Kini negara-negara Eropa dan Amerika sedang berlomba untuk membangun sumber energi terbarukan yang ramah lingkungan demi strategi ekonomi berkelanjutan.

Teknologi energi nuklir juga terkenal sangat mahal dan memiliki kekhawatiran tentang dampak negatifnya ketika mengalami kerusakan seperti terkena serangan dalam perang atau terkena bencana alam.

Tapi di Asia, pengembangan dan pembangunan teknologi energi nuklir sedang bertumbuhan. Ketika di tempat atau benua lain, pertumbuhan energi nuklir dibatasi bahkan dikurangi, di Asia justru semakin beranak pinak.

Berikut ini adalah lima negara di Asia dengan teknologi energi nuklir yang digunakan sebagai salah satu sumber energinya.

Sumber energi nuklir China

Sebagai kekuatan ekonomi baru pesaing Amerika Serikat, China terus membangun dan mengembangkan sumber energi nuklirnya. Nuklir dapat memberikan pasokan energi berlimpah untuk menopang kegiatan industrinya yang terus melesat.

Menurut International Atomic Energy Agency, per Juni 2020, China memiliki 47 unit tenaga nuklir operasional. Selain itu, ada 11 unit tenaga nuklir lain yang sedang dibangun.

Teknologi energi nuklir sebagai sumber energi di China, menyumbang 4,88 persen dari total bauran listrik pada 2019 dan dua unit terbaru (Yangjiang-6 dan Taishan-2) terhubung ke jaringan pada 2019.
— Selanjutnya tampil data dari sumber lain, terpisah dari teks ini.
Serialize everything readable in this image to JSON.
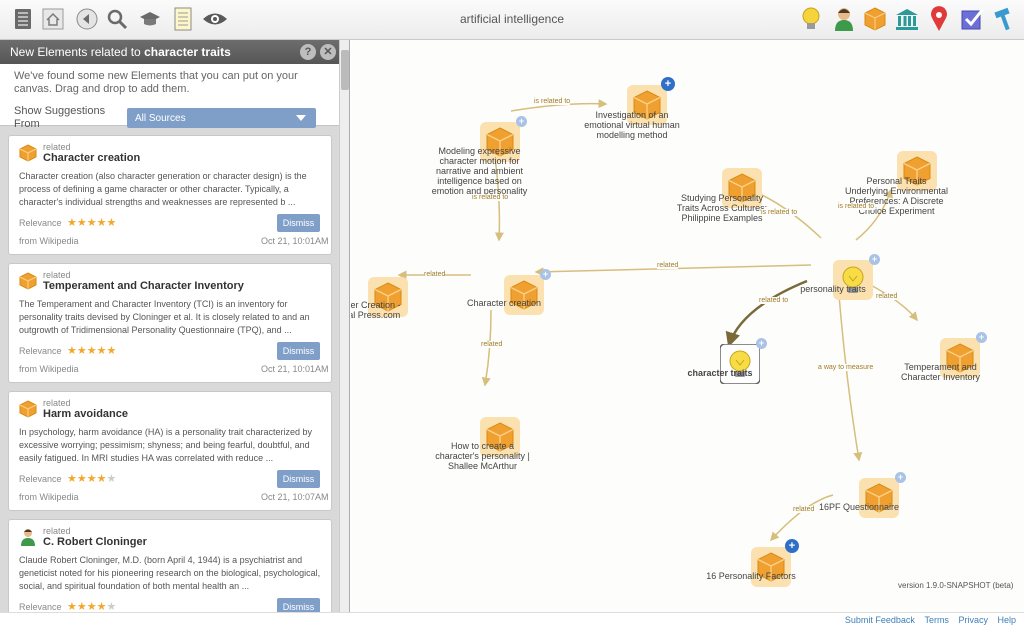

Menurut World Nuclear, antara Desember 2011 sampai Desember 2021, sebagian besar unit baru telah ditambahkan di China. Dalam sepuluh tahun itu, terjadi peningkatan pembangkit nuklir sekitar 400 persen. 

Dorongan yang meningkat untuk membangun energi nuklir di China karena disebabkan polusi udara dari pembangkit listrik tenaga batu bara dan perubahan iklim. Sumber energi nuklir lebih sedikit menghasilkan emisi karbon.

Sumber energi nuklir India

Setelah China, India adalah pemilik salah satu sumber energi nuklir di Asia. India telah bersaing dengan China dalam berbagai sektor, khususnya di ekonomi dan militer. India terus bertekad mengungguli China.

Menurut World Nuclear, India sampai Juli 2022 telah memiliki 22 reaktor nuklir yang dapat dioperasikan. Selain itu, India juga sedang membangun 8 reaktor nuklir lainnya dengan total 12 reaktor nuklir yang direncanakan.

Sumber energi nuklir India menjadi bagian program pembangunan infrastruktur besar-besaran. Negara ini juga terkenal sebagai pelopor dalam pengembangan siklus bahan bakar thorium, energi nuklir alternatif yang disebut juga nuklir hijau.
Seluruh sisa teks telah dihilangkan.